Zhang Jiazhe, Zhang Haolin, Jiang Peng, Huang Qin, Zhu Guangya, Chen Jingjing, Cheng Yingling, Ran Shu, Jiang Fusong
College of Engineering Science and Technology, Shanghai Ocean University, Shanghai, 201306, China.
Department of Information, Shanghai Jiao Tong University School of Medicine Affiliated Sixth People's Hospital, Shanghai, 200233, China.
Sci Rep. 2025 Aug 17;15(1):30059. doi: 10.1038/s41598-025-15728-9.
Thyroid cancer is one of the most common types of cancer, pathological diagnosis based on Fine Needle Aspiration Cytology is clinically used as the standard for assessing thyroid cancer. However, the complex structure and large-scale data volume of thyroid pathology images pose challenges in terms of accuracy and efficiency for automatic diagnosis. To address this practical problem, this paper proposes a knowledge distillation method called Multi-Dimensional Knowledge Distillation, which involves feature-based distillation and response-based distillation.We employ a 12-layer Vision Transformer as the teacher model.
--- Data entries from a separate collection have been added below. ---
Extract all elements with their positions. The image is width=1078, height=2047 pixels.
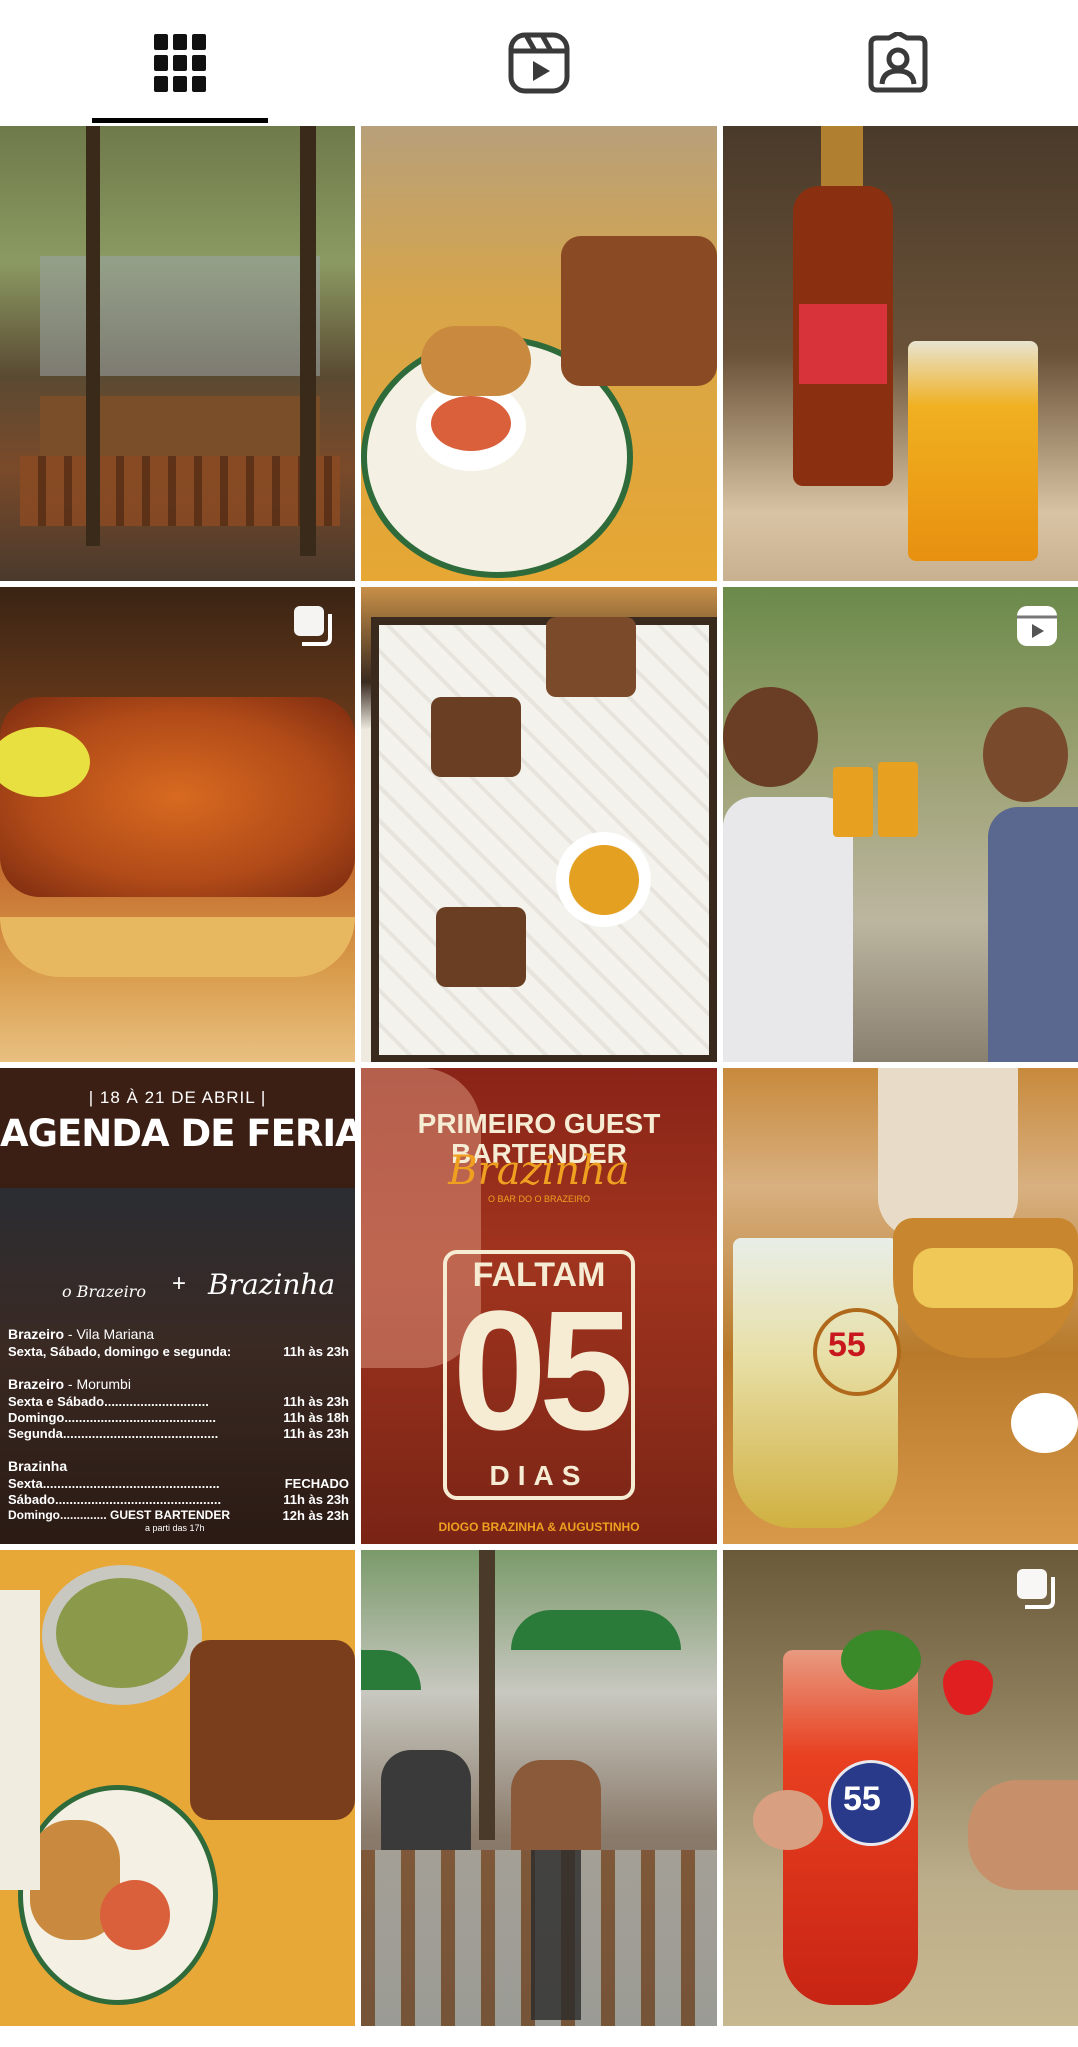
- post7-time: FECHADO: [284, 1476, 349, 1491]
- post7-line: Segunda.................................…: [8, 1426, 219, 1441]
- post8-names: DIOGO BRAZINHA & AUGUSTINHO: [438, 1520, 640, 1534]
- active-tab-indicator: [92, 118, 268, 123]
- guest-bartender-countdown-graphic: PRIMEIRO GUEST BARTENDER Brazinha O BAR …: [361, 1068, 717, 1544]
- post7-time: 11h às 23h: [283, 1344, 349, 1359]
- food-table-photo: [361, 126, 717, 581]
- post-tile-9[interactable]: 55: [723, 1068, 1078, 1544]
- post9-glass-label: 55: [828, 1326, 866, 1364]
- post8-number: 05: [452, 1276, 633, 1466]
- fried-shrimp-photo: [0, 587, 355, 1062]
- post8-line1: PRIMEIRO GUEST: [417, 1108, 661, 1139]
- post7-line: Sexta e Sábado..........................…: [8, 1394, 209, 1409]
- caipirinha-snacks-photo: 55: [723, 1068, 1078, 1544]
- post7-line: Sexta, Sábado, domingo e segunda:: [8, 1344, 232, 1359]
- tab-reels[interactable]: [359, 0, 718, 126]
- post7-time: 11h às 18h: [283, 1410, 349, 1425]
- post7-footnote: a parti das 17h: [145, 1523, 205, 1533]
- post7-line: Sábado..................................…: [8, 1492, 222, 1507]
- post7-plus: +: [172, 1270, 187, 1297]
- grid-icon: [153, 34, 206, 92]
- reel-icon: [1017, 606, 1057, 646]
- post-tile-8[interactable]: PRIMEIRO GUEST BARTENDER Brazinha O BAR …: [361, 1068, 717, 1544]
- post-tile-7[interactable]: | 18 À 21 DE ABRIL | AGENDA DE FERIADO o…: [0, 1068, 355, 1544]
- post7-logo-left: o Brazeiro: [62, 1282, 146, 1301]
- post7-headline: AGENDA DE FERIADO: [0, 1112, 355, 1155]
- post7-line: Domingo.................................…: [8, 1410, 217, 1425]
- post7-logo-right: Brazinha: [208, 1268, 336, 1301]
- post8-dias: DIAS: [489, 1460, 589, 1491]
- post-tile-5[interactable]: [361, 587, 717, 1062]
- street-terrace-photo: [361, 1550, 717, 2026]
- post7-date-range: | 18 À 21 DE ABRIL |: [88, 1088, 267, 1107]
- bartenders-toast-photo: [723, 587, 1078, 1062]
- holiday-schedule-graphic: | 18 À 21 DE ABRIL | AGENDA DE FERIADO o…: [0, 1068, 355, 1544]
- post-tile-1[interactable]: [0, 126, 355, 581]
- post-tile-3[interactable]: [723, 126, 1078, 581]
- post7-section2-title: Brazeiro - Morumbi: [8, 1376, 131, 1392]
- carousel-icon: [294, 606, 332, 646]
- post7-time: 12h às 23h: [282, 1508, 350, 1523]
- post8-small: O BAR DO O BRAZEIRO: [487, 1194, 590, 1204]
- post-tile-2[interactable]: [361, 126, 717, 581]
- outdoor-terrace-photo: [0, 126, 355, 581]
- strawberry-drink-photo: 55: [723, 1550, 1078, 2026]
- post-tile-4[interactable]: [0, 587, 355, 1062]
- post-tile-10[interactable]: [0, 1550, 355, 2026]
- carousel-icon: [1017, 1569, 1055, 1609]
- post7-time: 11h às 23h: [283, 1492, 349, 1507]
- appetizer-board-photo: [361, 587, 717, 1062]
- post7-line: Sexta...................................…: [8, 1476, 220, 1491]
- tab-posts[interactable]: [0, 0, 359, 126]
- tagged-user-icon: [868, 32, 927, 93]
- drink-bottle-photo: [723, 126, 1078, 581]
- post7-section1-title: Brazeiro - Vila Mariana: [8, 1326, 155, 1342]
- post-tile-6[interactable]: [723, 587, 1078, 1062]
- post12-glass-label: 55: [843, 1780, 881, 1818]
- post8-script: Brazinha: [448, 1148, 630, 1194]
- post7-time: 11h às 23h: [283, 1394, 349, 1409]
- post-tile-11[interactable]: [361, 1550, 717, 2026]
- tab-tagged[interactable]: [718, 0, 1077, 126]
- post-tile-12[interactable]: 55: [723, 1550, 1078, 2026]
- post7-section3-title: Brazinha: [8, 1458, 68, 1474]
- food-spread-photo: [0, 1550, 355, 2026]
- post7-line: Domingo.............. GUEST BARTENDER: [8, 1508, 231, 1522]
- reels-icon: [508, 32, 569, 94]
- profile-tabs: [0, 0, 1078, 126]
- post7-time: 11h às 23h: [283, 1426, 349, 1441]
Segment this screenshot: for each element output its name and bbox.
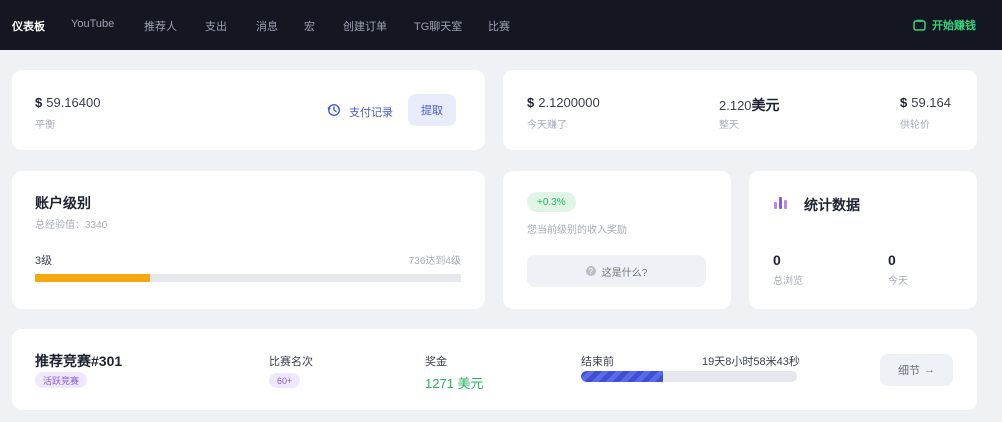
balance-amount: $59.16400 — [35, 95, 101, 110]
nav-macros[interactable]: 宏 — [304, 18, 315, 34]
nav-messages[interactable]: 消息 — [256, 18, 278, 34]
history-icon — [327, 103, 341, 120]
turnover-label: 供轮价 — [900, 120, 930, 131]
today-earned-label: 今天赚了 — [527, 120, 567, 131]
account-level-card: 账户级别 总经验值：3340 3级 736达到4级 — [12, 171, 485, 309]
account-level-title: 账户级别 — [35, 195, 91, 211]
total-views-value: 0 — [773, 252, 781, 268]
earnings-card: $2.1200000 今天赚了 2.120美元 整天 $59.164 供轮价 — [503, 70, 977, 150]
referral-contest-card: 推荐竞赛#301 活跃竞赛 比赛名次 60+ 奖金 1271 美元 结束前 19… — [12, 329, 977, 410]
details-label: 细节 — [898, 365, 920, 377]
bar-chart-icon — [773, 195, 791, 214]
balance-card: $59.16400 平衡 支付记录 提取 — [12, 70, 485, 150]
statistics-card: 统计数据 0 总浏览 0 今天 — [749, 171, 977, 309]
contest-rank-badge: 60+ — [269, 373, 301, 388]
turnover-amount: $59.164 — [900, 95, 951, 110]
level-progress-bar — [35, 274, 461, 282]
nav-contests[interactable]: 比赛 — [488, 18, 510, 34]
withdraw-button[interactable]: 提取 — [408, 94, 456, 126]
prize-label: 奖金 — [425, 356, 447, 368]
today-views-value: 0 — [888, 252, 896, 268]
statistics-title: 统计数据 — [804, 197, 860, 213]
total-earned-label: 整天 — [719, 120, 739, 131]
ends-in-label: 结束前 — [581, 356, 614, 368]
total-earned-amount: 2.120美元 — [719, 97, 780, 113]
nav-payouts[interactable]: 支出 — [205, 18, 227, 34]
top-navigation: 仪表板 YouTube 推荐人 支出 消息 宏 创建订单 TG聊天室 比赛 开始… — [0, 0, 1002, 50]
balance-label: 平衡 — [35, 120, 55, 131]
total-views-label: 总浏览 — [773, 276, 803, 287]
contest-title: 推荐竞赛#301 — [35, 353, 123, 369]
level-progress-fill — [35, 274, 151, 282]
contest-progress-bar — [581, 371, 797, 382]
details-button[interactable]: 细节 → — [880, 354, 953, 386]
payment-history-link[interactable]: 支付记录 — [327, 103, 393, 120]
bonus-description: 您当前级别的收入奖励 — [527, 225, 627, 236]
current-level: 3级 — [35, 255, 53, 267]
income-bonus-card: +0.3% 您当前级别的收入奖励 ? 这是什么? — [503, 171, 731, 309]
today-earned-amount: $2.1200000 — [527, 95, 600, 110]
contest-countdown: 19天8小时58米43秒 — [702, 356, 800, 368]
bonus-badge: +0.3% — [527, 192, 576, 212]
contest-progress-fill — [581, 371, 664, 382]
arrow-right-icon: → — [924, 364, 935, 376]
today-views-label: 今天 — [888, 276, 908, 287]
nav-create-order[interactable]: 创建订单 — [343, 18, 387, 34]
prize-value: 1271 美元 — [425, 376, 484, 391]
next-level-text: 736达到4级 — [408, 256, 461, 267]
what-is-this-label: 这是什么? — [601, 267, 648, 279]
what-is-this-button[interactable]: ? 这是什么? — [527, 255, 706, 287]
start-earning-label: 开始赚钱 — [932, 20, 976, 32]
nav-tg-chat[interactable]: TG聊天室 — [414, 18, 462, 34]
start-earning-button[interactable]: 开始赚钱 — [913, 17, 976, 33]
wallet-icon — [913, 19, 926, 31]
nav-dashboard[interactable]: 仪表板 — [12, 18, 45, 34]
contest-rank-label: 比赛名次 — [269, 356, 313, 368]
total-exp-label: 总经验值：3340 — [35, 220, 108, 231]
nav-youtube[interactable]: YouTube — [71, 18, 114, 30]
active-contest-badge: 活跃竞赛 — [35, 372, 88, 388]
payment-history-label: 支付记录 — [349, 106, 393, 119]
nav-referrals[interactable]: 推荐人 — [144, 18, 177, 34]
question-icon: ? — [585, 266, 596, 276]
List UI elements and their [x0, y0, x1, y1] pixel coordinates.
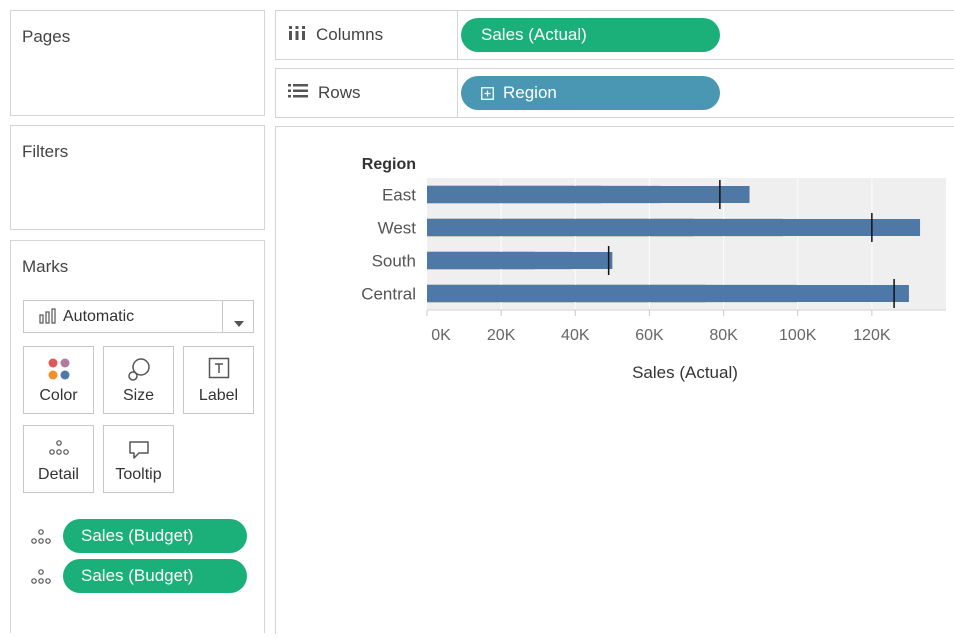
color-icon: [24, 357, 93, 381]
detail-label: Detail: [38, 466, 79, 483]
columns-label-cell: Columns: [276, 11, 458, 59]
x-tick-label: 60K: [635, 327, 664, 344]
marks-card: Marks Automatic Color Size Label Detail …: [10, 240, 265, 633]
row-label: South: [372, 252, 416, 271]
x-tick-label: 20K: [487, 327, 516, 344]
chart-view: East West South Central Region 0K 20K 40K 60K 80K…: [275, 126, 954, 634]
bar-chart-icon: [39, 307, 57, 324]
pages-shelf[interactable]: Pages: [10, 10, 265, 116]
columns-shelf[interactable]: Columns Sales (Actual): [275, 10, 954, 60]
detail-icon: [31, 569, 51, 590]
tooltip-button[interactable]: Tooltip: [103, 425, 174, 493]
color-button[interactable]: Color: [23, 346, 94, 414]
x-axis-title: Sales (Actual): [632, 363, 738, 382]
sales-actual-pill[interactable]: Sales (Actual): [461, 18, 720, 52]
detail-icon: [31, 529, 51, 550]
bar-west: [427, 219, 921, 236]
row-label: Central: [361, 285, 416, 304]
label-icon: [184, 357, 253, 379]
x-tick-label: 0K: [431, 327, 451, 344]
filters-title: Filters: [22, 142, 69, 161]
x-tick-label: 100K: [779, 327, 817, 344]
size-label: Size: [122, 387, 155, 404]
rows-label-group: Rows: [288, 69, 361, 117]
bar-south: [427, 252, 613, 269]
mark-type-dropdown[interactable]: Automatic: [23, 300, 254, 333]
size-icon: [104, 357, 173, 383]
row-label: West: [378, 219, 417, 238]
bullet-chart: East West South Central Region 0K 20K 40K 60K 80K…: [361, 156, 946, 382]
rows-icon: [288, 83, 308, 103]
label-label: Label: [198, 387, 239, 404]
row-label: East: [382, 186, 416, 205]
rows-label-cell: Rows: [276, 69, 458, 117]
bar-central: [427, 285, 909, 302]
tooltip-icon: [104, 440, 173, 460]
chevron-down-icon[interactable]: [234, 314, 244, 332]
tooltip-label: Tooltip: [115, 466, 162, 483]
filters-shelf[interactable]: Filters: [10, 125, 265, 230]
color-label: Color: [39, 387, 78, 404]
size-button[interactable]: Size: [103, 346, 174, 414]
rows-label: Rows: [318, 83, 361, 102]
mark-type-value: Automatic: [63, 307, 135, 325]
detail-field-row: Sales (Budget): [31, 519, 251, 553]
region-pill-label: Region: [503, 83, 557, 102]
row-header: Region: [362, 156, 416, 173]
detail-button[interactable]: Detail: [23, 425, 94, 493]
detail-field-row: Sales (Budget): [31, 559, 251, 593]
label-button[interactable]: Label: [183, 346, 254, 414]
marks-title: Marks: [22, 257, 69, 276]
x-tick-label: 80K: [709, 327, 738, 344]
region-pill[interactable]: Region: [461, 76, 720, 110]
rows-shelf[interactable]: Rows Region: [275, 68, 954, 118]
x-tick-label: 40K: [561, 327, 590, 344]
columns-icon: [288, 25, 306, 46]
detail-icon: [24, 440, 93, 456]
columns-label: Columns: [316, 25, 384, 44]
sales-budget-pill[interactable]: Sales (Budget): [63, 559, 247, 593]
bar-east: [427, 186, 750, 203]
x-tick-label: 120K: [853, 327, 891, 344]
sales-budget-pill[interactable]: Sales (Budget): [63, 519, 247, 553]
pages-title: Pages: [22, 27, 71, 46]
columns-label-group: Columns: [288, 11, 383, 59]
expand-icon[interactable]: [481, 86, 494, 100]
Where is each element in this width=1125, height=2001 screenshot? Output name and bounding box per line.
Feature-based distillation integrates feature information from spatial, channel, and class token, while response-based distillation is achieved through alignment with targets. We integrate information from these diverse dimensions and compress the knowledge into a 3-layer Vision Transformer, which serves as the student model. The student model is trained and evaluated using a dataset containing 22,111 thyroid cytopathological patches. Ultimately, our student model attains a Top-1 classification accuracy of 94.87%. Compared with the teacher model, there is only a 0.55% gap in accuracy, while the computational complexity of the model has decreased by approximately a factor of four. In addition, our method is capable of substantially inheriting the generalization advantages of the teacher model. These results collectively demonstrate the effectiveness of Multi-Dimensional Knowledge Distillation in knowledge transfer.
甲状腺癌是最常见的癌症类型之一,基于细针穿刺细胞学的病理诊断在临床上被用作评估甲状腺癌的标准。然而,甲状腺病理图像的结构复杂且数据量庞大,这给自动诊断的准确性和效率带来了挑战。为了解决这一实际问题,本文提出了一种名为多维知识蒸馏的方法,该方法涉及基于特征的蒸馏和基于响应的蒸馏。我们使用一个12层的视觉Transformer作为教师模型。基于特征的蒸馏整合了来自空间、通道和类别令牌的特征信息,而基于响应的蒸馏则通过与目标对齐来实现。我们整合来自这些不同维度的信息,并将知识压缩到一个3层的视觉Transformer中,该模型作为学生模型。使用包含22,111个甲状腺细胞病理切片的数据集对学生模型进行训练和评估。最终,我们的学生模型达到了94.87%的Top-1分类准确率。与教师模型相比,准确率仅相差0.55%,而模型的计算复杂度降低了约四倍。此外,我们的方法能够充分继承教师模型的泛化优势。这些结果共同证明了多维知识蒸馏在知识转移方面的有效性。